4.1. Documentation du processus de production
7La fabrication de la nouvelle se déroule entre 8h30 et 12h35. Se distinguent un temps de pré-production (8:30-10:57) – composé des réunions éditoriales et de recherches documentaires – et un temps de production (10:57-12:35) lors duquel la nouvelle est rédigée et ses images montées. Le bloc de texte qui nous occupe est rédigé dans les vingt premières minutes de ce second temps2.
8Avant la rédaction du texte (10:57 à 11:09), le monteur (M) impose au journaliste (J) de commencer la nouvelle par des images tournées en caméra subjective, considérées comme spectaculaires par toute la rédaction. Peu convaincu par l’emploi de telles images, le journaliste s’y résigne. Il en rend compte comme étant celles de la fuite éperdue d’un survivant (11:06), comme l’indique la transcription ci-après3.
9Bien que le monteur ne partage pas le cadrage de l’expérience que construit la description employée par le journaliste, la trouvant trop dramatisante, celui-ci la conserve pour en faire l’un des éléments centraux de ce premier bloc textuel. Au-delà de ce désaccord, il faut ici observer qu’avant d’écrire pour dire, le journaliste dit pour écrire. Ceci s’observe également lorsqu’au cours de la rédaction du texte (11:09-11:17), le journaliste dit (et peut-être lit) ce qu’il est en train d’écrire, à l’exemple de ce moment lors duquel le journaliste teste des formulations alors que le monteur travaille sur les images qui composeront le début de la nouvelle (11:15)4.

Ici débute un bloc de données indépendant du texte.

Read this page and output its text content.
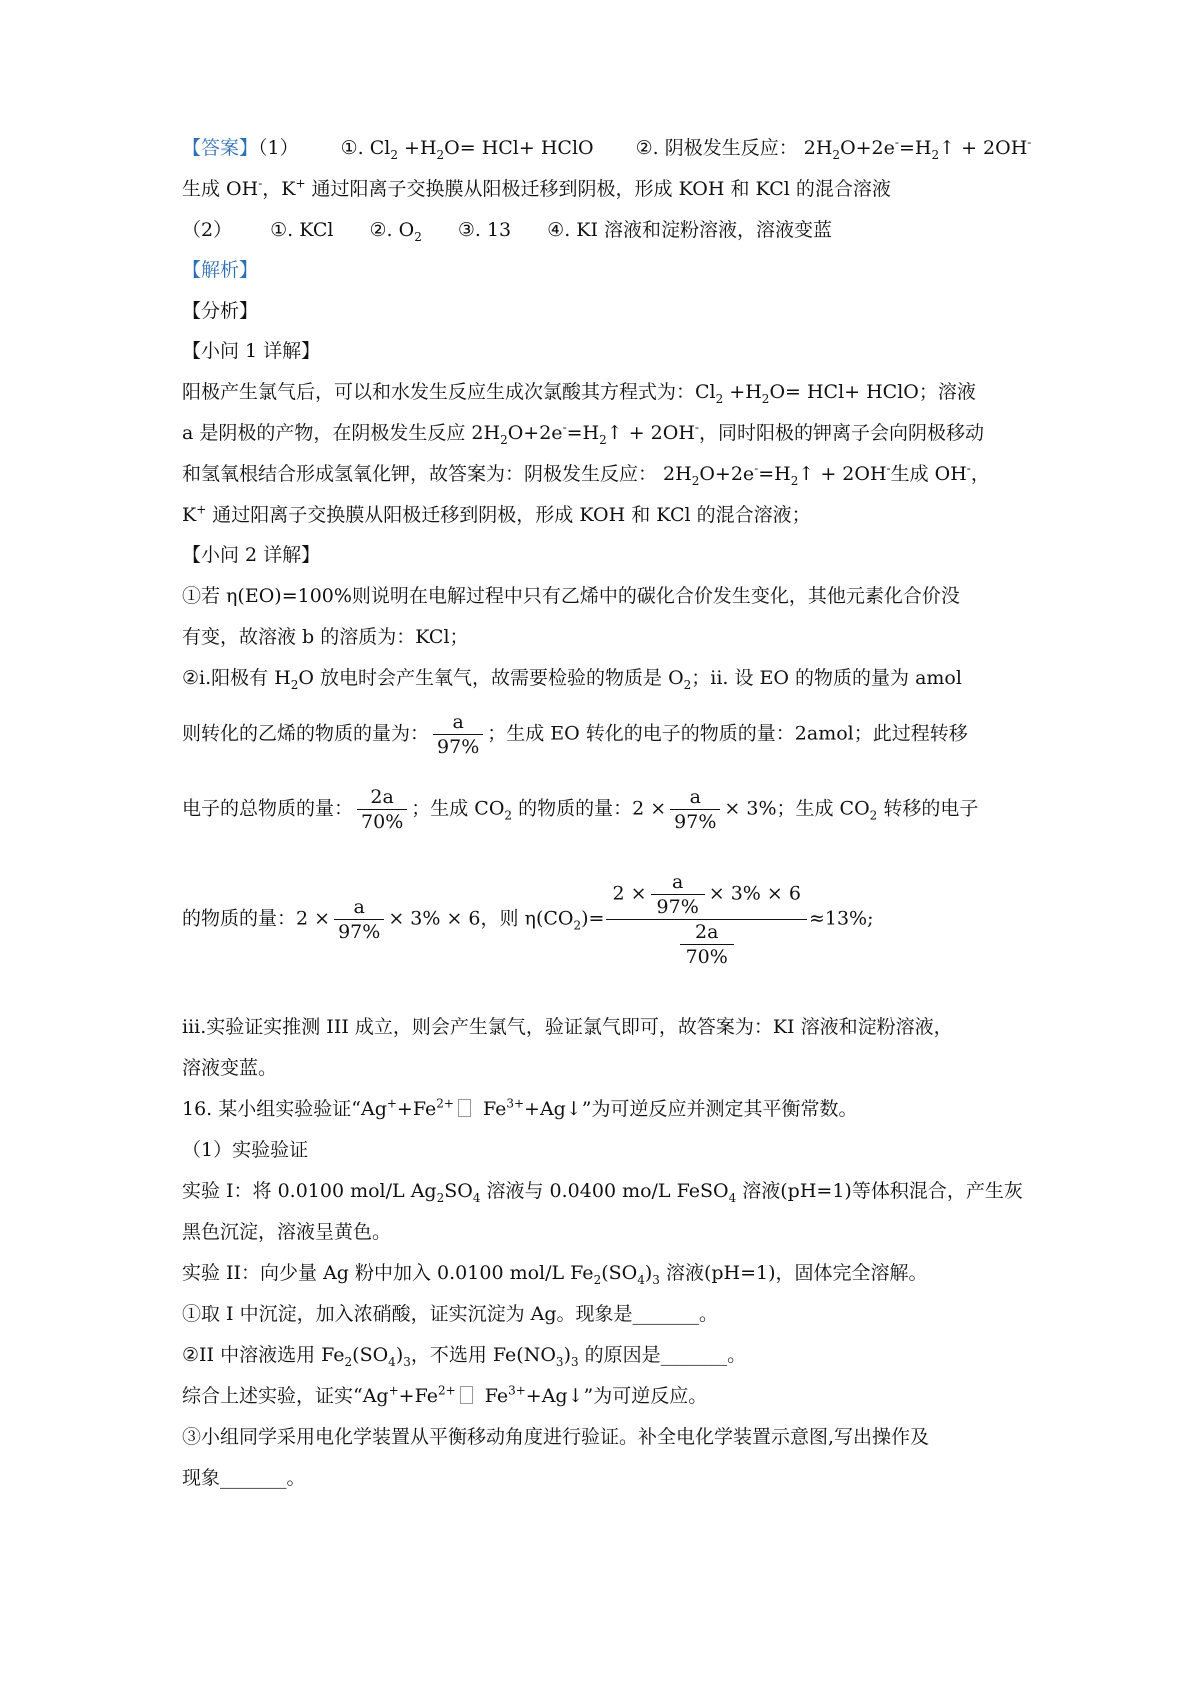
【答案】（1） ①. $Cl_2 +H_2O= HCl+$ HClO ②. 阴极发生反应： $2H_2O+2e^-=H_2↑ + 2OH^-$
生成 OH-，K+ 通过阳离子交换膜从阳极迁移到阴极，形成 KOH 和 KCl 的混合溶液
（2） ①. KCl ②. $O_2$ ③. 13 ④. KI 溶液和淀粉溶液，溶液变蓝
【解析】
【分析】
【小问 1 详解】
阳极产生氯气后，可以和水发生反应生成次氯酸其方程式为：$Cl_2 +H_2O= HCl+$ HClO；溶液
a 是阴极的产物，在阴极发生反应 $2H_2O+2e^-=H_2↑ + 2OH^-$，同时阳极的钾离子会向阴极移动
和氢氧根结合形成氢氧化钾，故答案为：阴极发生反应： $2H_2O+2e^-=H_2↑ + 2OH^-$生成 OH-，
K+ 通过阳离子交换膜从阳极迁移到阴极，形成 KOH 和 KCl 的混合溶液；
【小问 2 详解】
①若 η(EO)=100%则说明在电解过程中只有乙烯中的碳化合价发生变化，其他元素化合价没
有变，故溶液 b 的溶质为：KCl；
②i.阳极有 $H_2O$ 放电时会产生氧气，故需要检验的物质是 $O_2$；ii. 设 EO 的物质的量为 amol
则转化的乙烯的物质的量为： $\frac{a}{97\%}$ ；生成 EO 转化的电子的物质的量：2amol；此过程转移
电子的总物质的量： $\frac{2a}{70\%}$ ；生成 $CO_2$ 的物质的量：$2 \times \frac{a}{97\%} \times 3\%$；生成 $CO_2$ 转移的电子
的物质的量：$2 \times \frac{a}{97\%} \times 3\% \times 6$，则 $\eta(CO_2)= \frac{2 \times \frac{a}{97\%} \times 3\% \times 6}{\frac{2a}{70\%}} \approx 13\%$;
iii.实验证实推测 III 成立，则会产生氯气，验证氯气即可，故答案为：KI 溶液和淀粉溶液，
溶液变蓝。
16. 某小组实验验证“$Ag^++Fe^{2+}$ $Fe^{3+}+Ag↓$”为可逆反应并测定其平衡常数。
（1）实验验证
实验 I：将 0.0100 mol/L $Ag_2SO_4$ 溶液与 0.0400 mo/L FeSO$_4$ 溶液(pH=1)等体积混合，产生灰
黑色沉淀，溶液呈黄色。
实验 II：向少量 Ag 粉中加入 0.0100 mol/L $Fe_2(SO_4)_3$ 溶液(pH=1)，固体完全溶解。
①取 I 中沉淀，加入浓硝酸，证实沉淀为 Ag。现象是_______。
②II 中溶液选用 $Fe_2(SO_4)_3$，不选用 $Fe(NO_3)_3$ 的原因是_______。
综合上述实验，证实“$Ag^++Fe^{2+}$ $Fe^{3+}+Ag↓$”为可逆反应。
③小组同学采用电化学装置从平衡移动角度进行验证。补全电化学装置示意图,写出操作及
现象_______。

10Les formulations dites et écrites par le journaliste – aux lignes 2, 16, 21 – ne seront pas conservées telles quelles dans le bloc textuel 1. Mais ce qui mérite ici plus d’attention, c’est que la profération du texte écrit ou à écrire paraît à la fois être une ressource réflexive (intralocutive) guidant le journaliste dans son activité rédactionnelle et un moyen d’assurer la collaboration (interlocutive) en communiquant ses choix langagiers au monteur. Ceci apparaît clairement au moment où le journaliste lit pour la première fois à haute voix l’entier du bloc textuel (11:17).
11À la suite directe de cette première lecture (nommée extrait 2 dans le tableau ci-dessous)5, faite en quelque sorte à brûle-pourpoint, le monteur, sans véritablement se positionner quant à la demande d’évaluation du journaliste (« est-ce que ça semble rikiki ? », l.1) propose au journaliste de lire le texte sur les images qu’il vient de monter. S’ensuivent 6 autres lectures (nommées extrait 3, 4, etc.) distribuées sur l’ensemble du temps de production et généralement faites « sur les images ».
12Au fur et à mesure que la rédaction de la nouvelle avance, le journaliste lit non seulement le premier bloc textuel mais aussi les parties de la nouvelle qui sont rédigées à sa suite (blocs 2, 3, 4 et 5). Bien que nous n’étudiions ici que le premier bloc textuel, il convient de rendre compte brièvement du contexte de chacune de ces lectures (voir le tableau 1).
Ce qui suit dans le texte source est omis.